Bien réfléchir au devenir de la construction
Avant de réaliser de tels projets, il est en tout cas important de se demander ce que l’on souhaite faire du bâtiment dans l’avenir. « En société, les associés sont obligés de se poser ce genre de question », fait remarquer Éric Mastorchio. Attention, il faut bien se rendre compte que l’administration fiscale ne définit pas la propriété comme l’administration judiciaire.
« Il existe une tolérance fiscale qui reconnaît la propriété du bâtiment sur le sol d’autrui avec des mécanismes fiscaux supportés par la personne ou la société ayant engendré la construction, rappelle Louis Hardy. Cependant l’administration juridique ne la reconnaît pas. »
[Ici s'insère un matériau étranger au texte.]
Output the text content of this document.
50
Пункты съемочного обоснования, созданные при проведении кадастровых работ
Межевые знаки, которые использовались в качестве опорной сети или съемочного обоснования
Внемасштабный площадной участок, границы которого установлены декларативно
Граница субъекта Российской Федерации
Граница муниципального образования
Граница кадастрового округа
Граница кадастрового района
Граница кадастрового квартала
Des baux pour se mettre au clair
Lorsqu’un agriculteur souhaite construire un bâtiment sur un terrain qui ne lui appartient pas, il est possible de mettre en place un bail de construction. Il doit être signé chez le notaire. Compris entre 18 et 99 ans, il n’est pas renouvelable. « Avec ce type de bail, le propriétaire autorise la construction d’un bâtiment sur sa parcelle, explique Louis Hardy, juriste au Cerfrance Seine Normandie. Il n’est réalisable que s’il y a une construction à la clé. Pendant cette période, l’agriculteur est considéré comme le propriétaire des biens. »
Le bail est cessible et peut servir de garantie auprès de la banque ou en cas d’hypothèque. Il n’est pas soumis au statut du fermage, le bien revient donc au propriétaire du terrain en fin de bail, le tout, sans verser d’indemnités. « Attention, ce type de bail peut être une réelle bombe à retardement si le bâtiment n’est pas amorti, prévient Éric Mastorchio, directeur adjoint de Gaec & Sociétés. Lorsque le bail prend fin, sa valeur est assimilée à un revenu foncier et donc imposable. Il est donc important d’être bien encadré lors de la réalisation de ce type de bail. »
Très ressemblant, le bail emphytéotique est également soumis au Code civil et peut être cédé. La durée de la location doit être de 18 ans minimum. En contrepartie, le propriétaire récupère son bien et les constructions sans indemnité. À la différence du bail de construction, sa souscription n'est pas conditionnée à la construction d’un bâtiment. Toutefois, dans les deux cas, la valeur du bien à la fin du bail peut être négociée au moment de la signature des baux.
Une fiscalité inchangée
Que le terrain accueille ou non un bâtiment, la taxe foncière doit toujours être payée par le propriétaire du terrain. « En cas de baux ruraux soumis au statut du fermage, le partage de cette taxe est possible », ajoute Éric Mastorchio directeur adjoint de Gaec & Sociétés. Toutefois, il faut prendre en compte la surface bâtie car si elle abrite un bâtiment agricole, elle n’est pas soumise à la taxe foncière. « Mais cela représente une faible variation dans le montant des taxes foncières, puisque la surface bâtie est relativement faible par rapport au terrain », constate Louis Hardy, juriste au Cerfrance Seine Normandie.